1/s+a + 1/s+b = 1/c
solve for s
$\displaystyle \frac{1}{s + a} + \frac{1}{s + b} = \frac{1}{c}$
$\displaystyle \frac{s + b}{(s + a)(s + b)} + \frac{s + a}{(s + a)(s + b)} = \frac{1}{c}$
$\displaystyle \frac{s + b + s + a}{(s + a)(s + b)} = \frac{1}{c}$
$\displaystyle \frac{2s + a + b}{s^2 + (a + b)s + ab} = \frac{1}{c}$
$\displaystyle c(2s + a + b) = s^2 + (a + b)s + ab$
$\displaystyle 2cs + ac + bc = s^2 + (a + b)s + ab$
$\displaystyle 0 = s^2 + (a + b - 2c)s + ab - ac - bc$.

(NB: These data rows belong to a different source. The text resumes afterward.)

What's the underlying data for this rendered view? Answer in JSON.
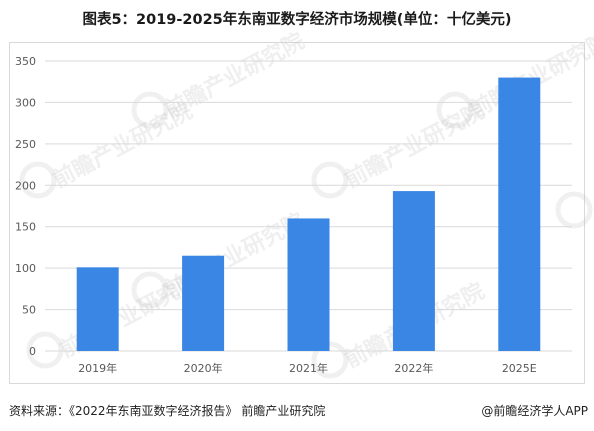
{
  "title": "图表5：2019-2025年东南亚数字经济市场规模(单位：十亿美元)",
  "footer": {
    "source": "资料来源：《2022年东南亚数字经济报告》 前瞻产业研究院",
    "credit": "@前瞻经济学人APP"
  },
  "watermark": {
    "text": "前瞻产业研究院"
  },
  "colors": {
    "bar": "#3a86e4",
    "grid": "#d9d9d9",
    "axis_text": "#595959"
  },
  "chart_data": {
    "type": "bar",
    "title": "图表5：2019-2025年东南亚数字经济市场规模(单位：十亿美元)",
    "categories": [
      "2019年",
      "2020年",
      "2021年",
      "2022年",
      "2025E"
    ],
    "values": [
      101,
      115,
      160,
      193,
      330
    ],
    "xlabel": "",
    "ylabel": "",
    "ylim": [
      0,
      350
    ],
    "yticks": [
      0,
      50,
      100,
      150,
      200,
      250,
      300,
      350
    ],
    "grid": true,
    "legend": "none"
  }
}
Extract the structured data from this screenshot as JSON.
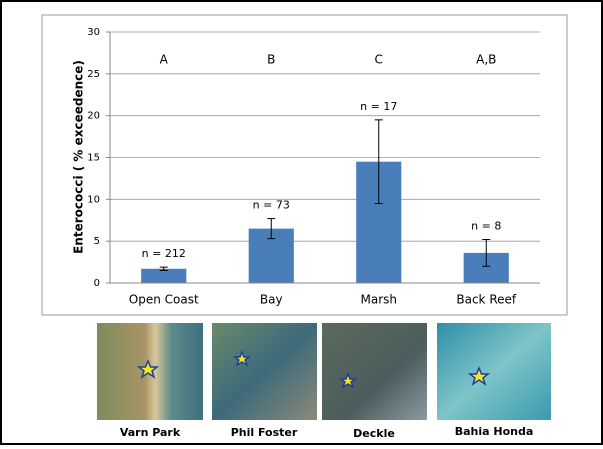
{
  "chart_data": {
    "type": "bar",
    "ylabel": "Enterococci ( % exceedence)",
    "categories": [
      "Open Coast",
      "Bay",
      "Marsh",
      "Back Reef"
    ],
    "values": [
      1.7,
      6.5,
      14.5,
      3.6
    ],
    "errors": [
      0.2,
      1.2,
      5,
      1.6
    ],
    "group_labels": [
      "A",
      "B",
      "C",
      "A,B"
    ],
    "n_labels": [
      "n = 212",
      "n = 73",
      "n = 17",
      "n = 8"
    ],
    "color": "#4a7ebb",
    "ylim": [
      0,
      30
    ],
    "yticks": [
      0,
      5,
      10,
      15,
      20,
      25,
      30
    ],
    "grid": true
  },
  "sites": [
    "Varn Park",
    "Phil Foster",
    "Deckle",
    "Bahia Honda"
  ]
}
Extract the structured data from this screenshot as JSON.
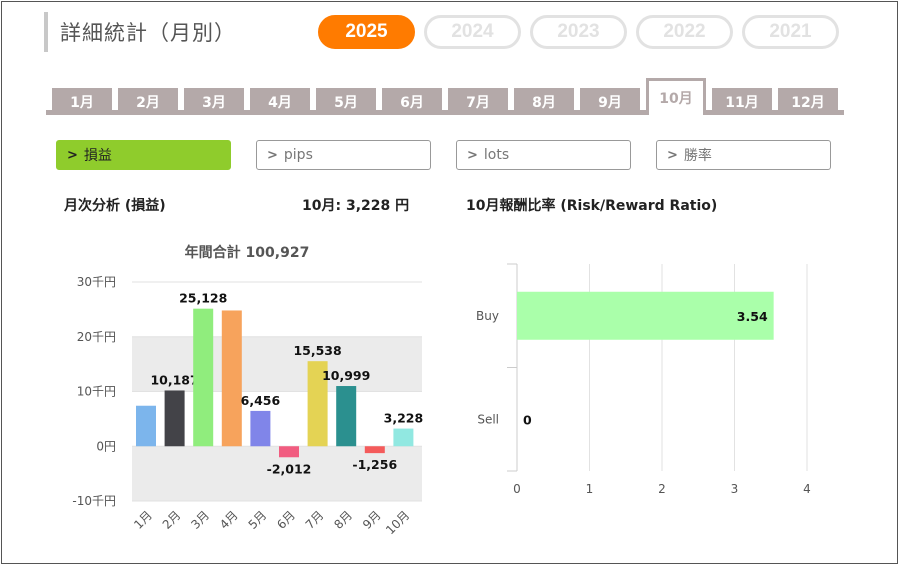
{
  "page": {
    "title": "詳細統計（月別）"
  },
  "years": [
    {
      "label": "2025",
      "active": true
    },
    {
      "label": "2024",
      "active": false
    },
    {
      "label": "2023",
      "active": false
    },
    {
      "label": "2022",
      "active": false
    },
    {
      "label": "2021",
      "active": false
    }
  ],
  "months": [
    "1月",
    "2月",
    "3月",
    "4月",
    "5月",
    "6月",
    "7月",
    "8月",
    "9月",
    "10月",
    "11月",
    "12月"
  ],
  "active_month_index": 9,
  "filters": [
    {
      "label": "損益",
      "active": true
    },
    {
      "label": "pips",
      "active": false
    },
    {
      "label": "lots",
      "active": false
    },
    {
      "label": "勝率",
      "active": false
    }
  ],
  "monthly": {
    "heading": "月次分析 (損益)",
    "current_value": "10月:  3,228 円"
  },
  "ratio": {
    "heading": "10月報酬比率 (Risk/Reward Ratio)"
  },
  "chart_data": [
    {
      "type": "bar",
      "title": "年間合計 100,927",
      "categories": [
        "1月",
        "2月",
        "3月",
        "4月",
        "5月",
        "6月",
        "7月",
        "8月",
        "9月",
        "10月"
      ],
      "values": [
        7400,
        10187,
        25128,
        24800,
        6456,
        -2012,
        15538,
        10999,
        -1256,
        3228
      ],
      "data_labels": [
        "",
        "10,187",
        "25,128",
        "",
        "6,456",
        "-2,012",
        "15,538",
        "10,999",
        "-1,256",
        "3,228"
      ],
      "colors": [
        "#7cb5ec",
        "#434348",
        "#90ed7d",
        "#f7a35c",
        "#8085e9",
        "#f15c80",
        "#e4d354",
        "#2b908f",
        "#f45b5b",
        "#91e8e1"
      ],
      "yticks": [
        "30千円",
        "20千円",
        "10千円",
        "0円",
        "-10千円"
      ],
      "ylim": [
        -10000,
        30000
      ],
      "grid": true
    },
    {
      "type": "bar",
      "orientation": "horizontal",
      "categories": [
        "Buy",
        "Sell"
      ],
      "values": [
        3.54,
        0
      ],
      "data_labels": [
        "3.54",
        "0"
      ],
      "xticks": [
        "0",
        "1",
        "2",
        "3",
        "4"
      ],
      "xlim": [
        0,
        4
      ],
      "colors": [
        "#aaffaa"
      ],
      "grid": true
    }
  ]
}
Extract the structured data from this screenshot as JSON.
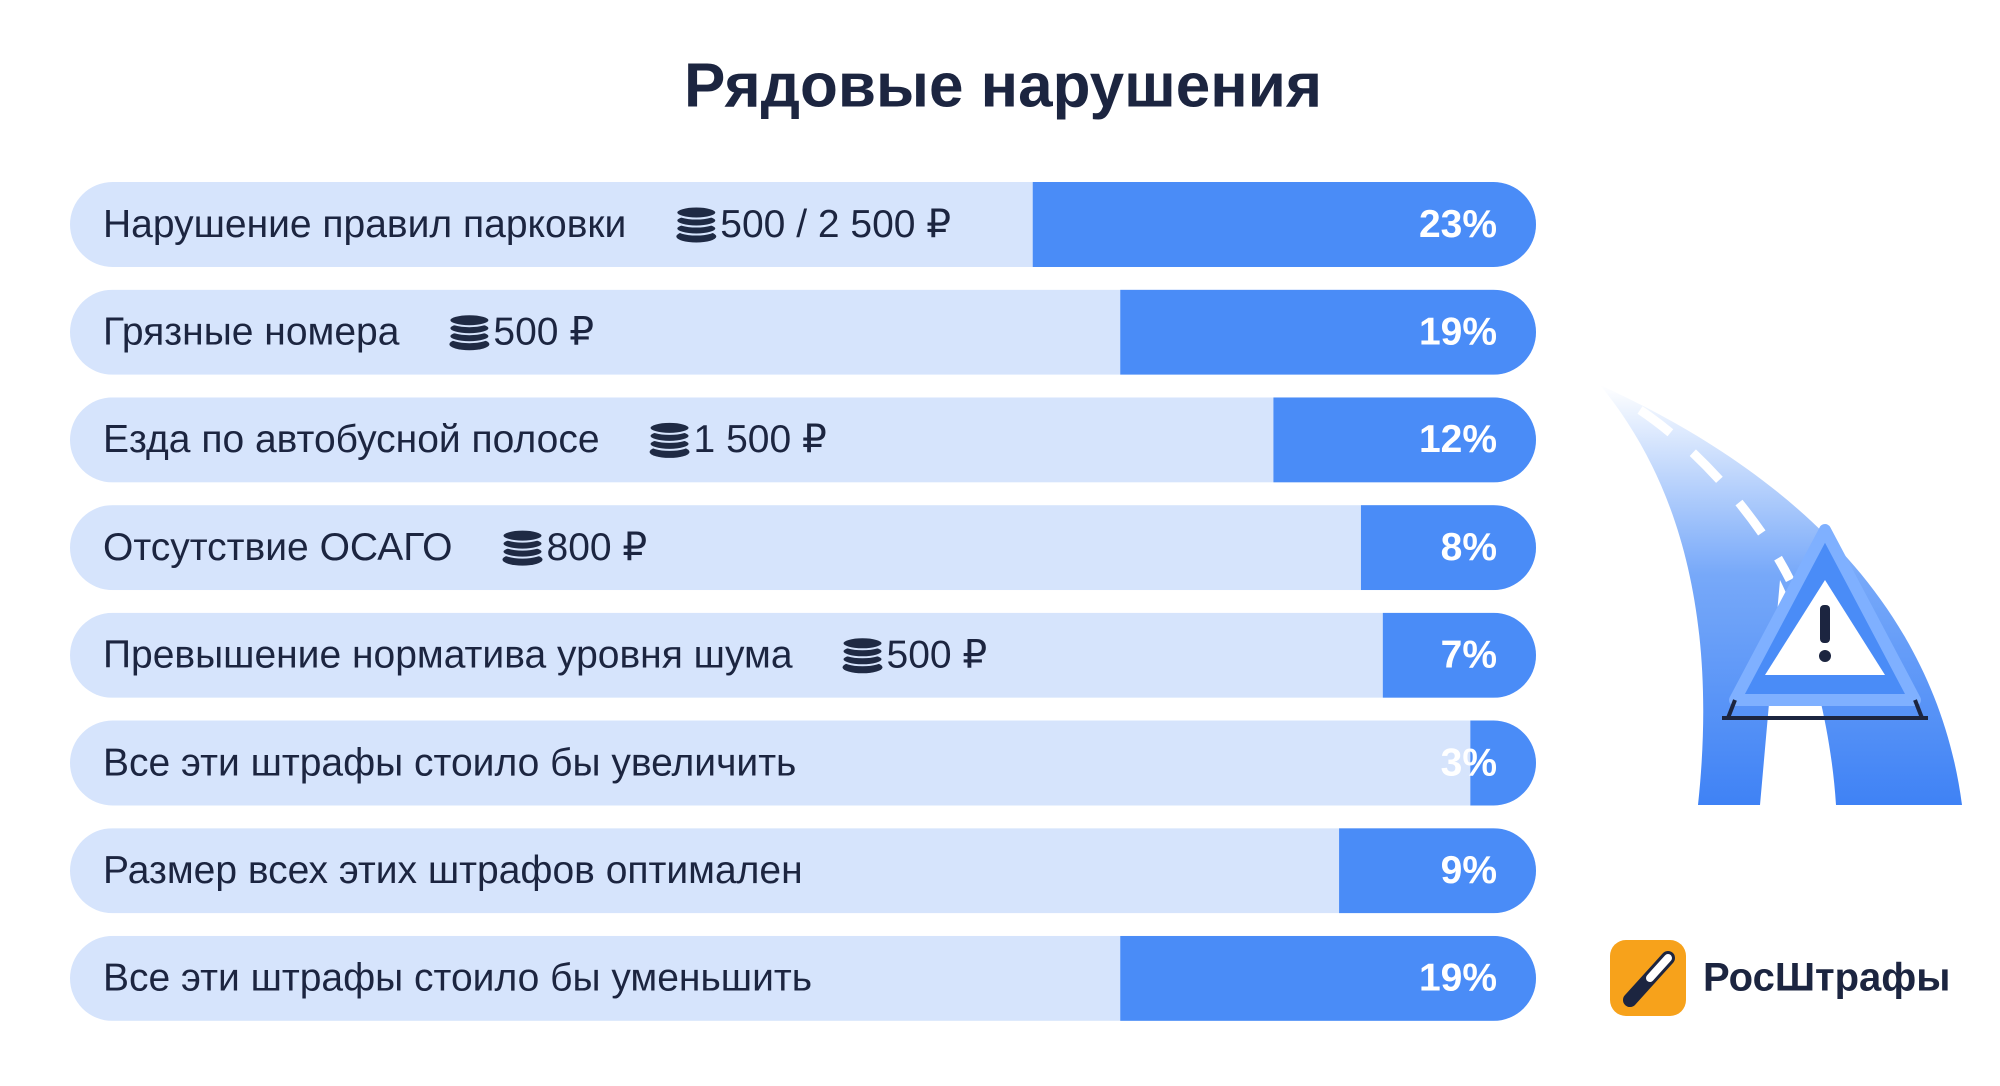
{
  "chart_data": {
    "type": "bar",
    "title": "Рядовые нарушения",
    "categories": [
      "Нарушение правил парковки",
      "Грязные номера",
      "Езда по автобусной полосе",
      "Отсутствие ОСАГО",
      "Превышение норматива уровня шума",
      "Все эти штрафы стоило бы увеличить",
      "Размер всех этих штрафов оптимален",
      "Все эти штрафы стоило бы уменьшить"
    ],
    "fines": [
      "500 / 2 500 ₽",
      "500 ₽",
      "1 500 ₽",
      "800 ₽",
      "500 ₽",
      null,
      null,
      null
    ],
    "values": [
      23,
      19,
      12,
      8,
      7,
      3,
      9,
      19
    ],
    "value_labels": [
      "23%",
      "19%",
      "12%",
      "8%",
      "7%",
      "3%",
      "9%",
      "19%"
    ],
    "xlim": [
      0,
      67
    ],
    "color": "#4a8cf7",
    "track_color": "#d6e4fc"
  },
  "brand": "РосШтрафы"
}
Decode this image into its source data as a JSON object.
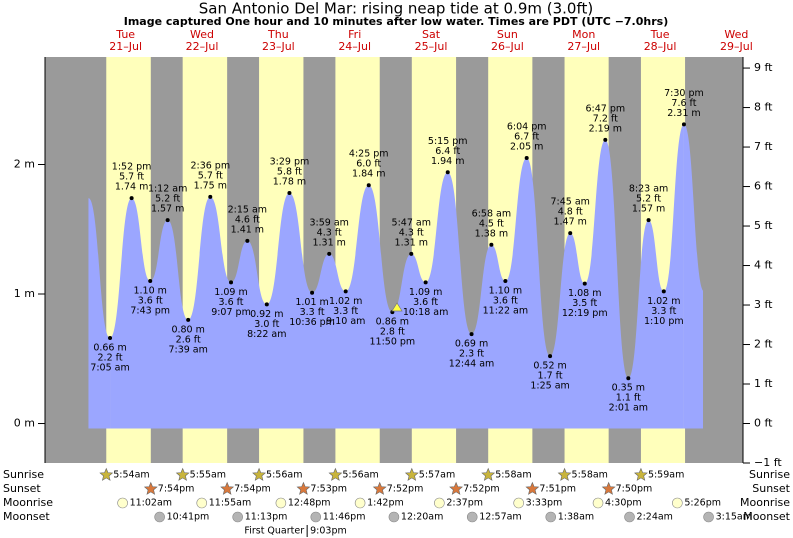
{
  "chart_data": {
    "type": "area",
    "title": "San Antonio Del Mar: rising  neap tide at 0.9m (3.0ft)",
    "subtitle": "Image captured One hour and 10 minutes after low water. Times are PDT (UTC −7.0hrs)",
    "days": [
      {
        "name": "Tue",
        "date": "21–Jul"
      },
      {
        "name": "Wed",
        "date": "22–Jul"
      },
      {
        "name": "Thu",
        "date": "23–Jul"
      },
      {
        "name": "Fri",
        "date": "24–Jul"
      },
      {
        "name": "Sat",
        "date": "25–Jul"
      },
      {
        "name": "Sun",
        "date": "26–Jul"
      },
      {
        "name": "Mon",
        "date": "27–Jul"
      },
      {
        "name": "Tue",
        "date": "28–Jul"
      },
      {
        "name": "Wed",
        "date": "29–Jul"
      }
    ],
    "ylim": [
      -0.3048,
      2.83
    ],
    "yticks": [
      {
        "value": 0,
        "label": "0 m"
      },
      {
        "value": 1,
        "label": "1 m"
      },
      {
        "value": 2,
        "label": "2 m"
      }
    ],
    "y2lim": [
      -1,
      9.28
    ],
    "y2ticks": [
      {
        "value": -1,
        "label": "−1 ft"
      },
      {
        "value": 0,
        "label": "0 ft"
      },
      {
        "value": 1,
        "label": "1 ft"
      },
      {
        "value": 2,
        "label": "2 ft"
      },
      {
        "value": 3,
        "label": "3 ft"
      },
      {
        "value": 4,
        "label": "4 ft"
      },
      {
        "value": 5,
        "label": "5 ft"
      },
      {
        "value": 6,
        "label": "6 ft"
      },
      {
        "value": 7,
        "label": "7 ft"
      },
      {
        "value": 8,
        "label": "8 ft"
      },
      {
        "value": 9,
        "label": "9 ft"
      }
    ],
    "color": "#9ba6ff",
    "tide": {
      "times": [
        "7:05 am",
        "1:52 pm",
        "7:43 pm",
        "1:12 am",
        "7:39 am",
        "2:36 pm",
        "9:07 pm",
        "2:15 am",
        "8:22 am",
        "3:29 pm",
        "10:36 pm",
        "3:59 am",
        "9:10 am",
        "4:25 pm",
        "11:50 pm",
        "5:47 am",
        "10:18 am",
        "5:15 pm",
        "12:44 am",
        "6:58 am",
        "11:22 am",
        "6:04 pm",
        "1:25 am",
        "7:45 am",
        "12:19 pm",
        "6:47 pm",
        "2:01 am",
        "8:23 am",
        "1:10 pm",
        "7:30 pm"
      ],
      "values": [
        0.66,
        1.74,
        1.1,
        1.57,
        0.8,
        1.75,
        1.09,
        1.41,
        0.92,
        1.78,
        1.01,
        1.31,
        1.02,
        1.84,
        0.86,
        1.31,
        1.09,
        1.94,
        0.69,
        1.38,
        1.1,
        2.05,
        0.52,
        1.47,
        1.08,
        2.19,
        0.35,
        1.57,
        1.02,
        2.31
      ],
      "value_labels": [
        "0.66 m",
        "1.74 m",
        "1.10 m",
        "1.57 m",
        "0.80 m",
        "1.75 m",
        "1.09 m",
        "1.41 m",
        "0.92 m",
        "1.78 m",
        "1.01 m",
        "1.31 m",
        "1.02 m",
        "1.84 m",
        "0.86 m",
        "1.31 m",
        "1.09 m",
        "1.94 m",
        "0.69 m",
        "1.38 m",
        "1.10 m",
        "2.05 m",
        "0.52 m",
        "1.47 m",
        "1.08 m",
        "2.19 m",
        "0.35 m",
        "1.57 m",
        "1.02 m",
        "2.31 m"
      ],
      "ft_labels": [
        "2.2 ft",
        "5.7 ft",
        "3.6 ft",
        "5.2 ft",
        "2.6 ft",
        "5.7 ft",
        "3.6 ft",
        "4.6 ft",
        "3.0 ft",
        "5.8 ft",
        "3.3 ft",
        "4.3 ft",
        "3.3 ft",
        "6.0 ft",
        "2.8 ft",
        "4.3 ft",
        "3.6 ft",
        "6.4 ft",
        "2.3 ft",
        "4.5 ft",
        "3.6 ft",
        "6.7 ft",
        "1.7 ft",
        "4.8 ft",
        "3.5 ft",
        "7.2 ft",
        "1.1 ft",
        "5.2 ft",
        "3.3 ft",
        "7.6 ft"
      ]
    },
    "rows": [
      {
        "label": "Sunrise",
        "color": "#c8b43c",
        "times": [
          "5:54am",
          "5:55am",
          "5:56am",
          "5:56am",
          "5:57am",
          "5:58am",
          "5:58am",
          "5:59am"
        ]
      },
      {
        "label": "Sunset",
        "color": "#d8783c",
        "times": [
          "7:54pm",
          "7:54pm",
          "7:53pm",
          "7:52pm",
          "7:52pm",
          "7:51pm",
          "7:50pm"
        ]
      },
      {
        "label": "Moonrise",
        "color": "#ffffcc",
        "times": [
          "11:02am",
          "11:55am",
          "12:48pm",
          "1:42pm",
          "2:37pm",
          "3:33pm",
          "4:30pm",
          "5:26pm"
        ]
      },
      {
        "label": "Moonset",
        "color": "#b4b4b4",
        "times": [
          "10:41pm",
          "11:13pm",
          "11:46pm",
          "12:20am",
          "12:57am",
          "1:38am",
          "2:24am",
          "3:15am"
        ]
      }
    ],
    "moon_phase": {
      "name": "First Quarter",
      "time": "9:03pm"
    }
  }
}
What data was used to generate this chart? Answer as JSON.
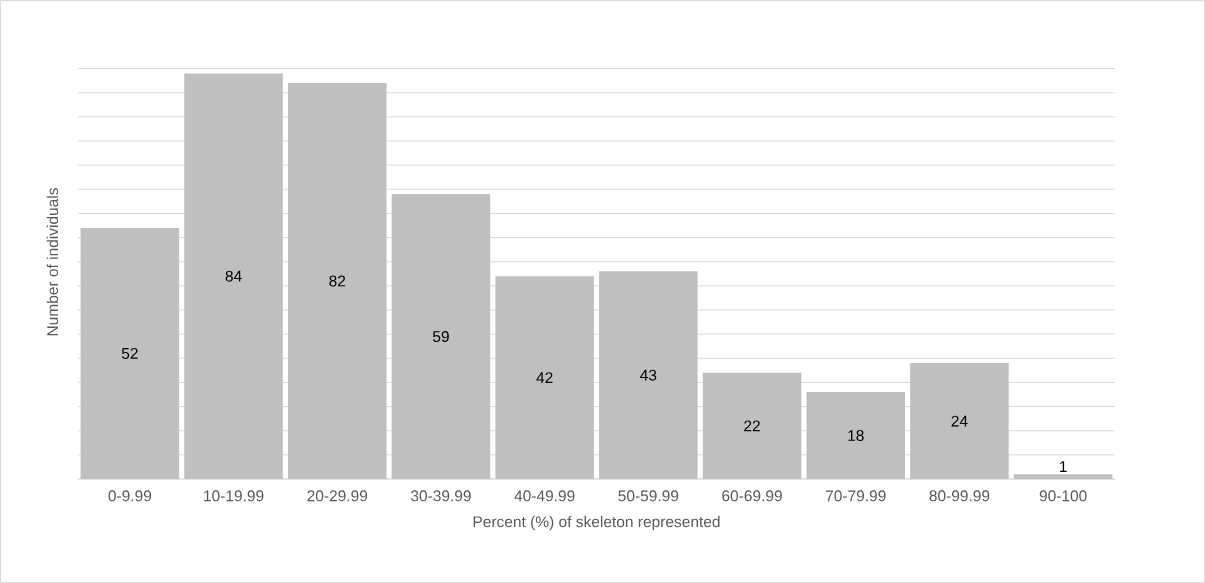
{
  "chart_data": {
    "type": "bar",
    "xlabel": "Percent (%) of skeleton represented",
    "ylabel": "Number of individuals",
    "categories": [
      "0-9.99",
      "10-19.99",
      "20-29.99",
      "30-39.99",
      "40-49.99",
      "50-59.99",
      "60-69.99",
      "70-79.99",
      "80-99.99",
      "90-100"
    ],
    "values": [
      52,
      84,
      82,
      59,
      42,
      43,
      22,
      18,
      24,
      1
    ],
    "color": "#bfbfbf",
    "grid": "y",
    "tick_labels": "x",
    "data_labels": true
  }
}
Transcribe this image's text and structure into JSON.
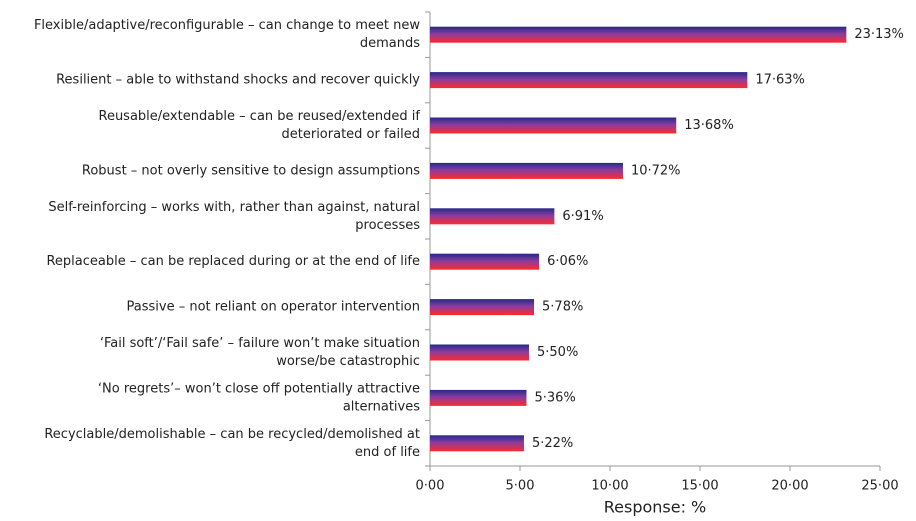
{
  "chart_data": {
    "type": "barh",
    "categories": [
      [
        "Flexible/adaptive/reconfigurable – can change to meet new",
        "demands"
      ],
      [
        "Resilient – able to withstand shocks and recover quickly"
      ],
      [
        "Reusable/extendable – can be reused/extended if",
        "deteriorated or failed"
      ],
      [
        "Robust – not overly sensitive to design assumptions"
      ],
      [
        "Self-reinforcing – works with, rather than against, natural",
        "processes"
      ],
      [
        "Replaceable – can be replaced during or at the end of life"
      ],
      [
        "Passive – not reliant on operator intervention"
      ],
      [
        "‘Fail soft’/‘Fail safe’ – failure won’t make situation",
        "worse/be catastrophic"
      ],
      [
        "‘No regrets’– won’t close off potentially attractive",
        "alternatives"
      ],
      [
        "Recyclable/demolishable – can be recycled/demolished at",
        "end of life"
      ]
    ],
    "values": [
      23.13,
      17.63,
      13.68,
      10.72,
      6.91,
      6.06,
      5.78,
      5.5,
      5.36,
      5.22
    ],
    "value_labels": [
      "23·13%",
      "17·63%",
      "13·68%",
      "10·72%",
      "6·91%",
      "6·06%",
      "5·78%",
      "5·50%",
      "5·36%",
      "5·22%"
    ],
    "colors": [
      "#262a86",
      "#ff2a2a"
    ],
    "xlabel": "Response: %",
    "xlim": [
      0,
      25
    ],
    "xticks": [
      {
        "value": 0,
        "label": "0·00"
      },
      {
        "value": 5,
        "label": "5·00"
      },
      {
        "value": 10,
        "label": "10·00"
      },
      {
        "value": 15,
        "label": "15·00"
      },
      {
        "value": 20,
        "label": "20·00"
      },
      {
        "value": 25,
        "label": "25·00"
      }
    ]
  }
}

Now solve using the Quadratic Formula...
No, the OP is asking what is a, b, and c in the quadratic formula. So in the equation
$\displaystyle s^2 + (a + b - 2c)s + ab - ac - bc = 0$
"a" is 1,
"b" is a + b - 2c, and
"c" is ab - ac - bc.
So the setup would be
$\displaystyle s = \frac{-(a + b - 2c) \pm \sqrt{(a + b - 2c)^2 - 4(1)(ab - ac - bc)}}{2(1)}$
...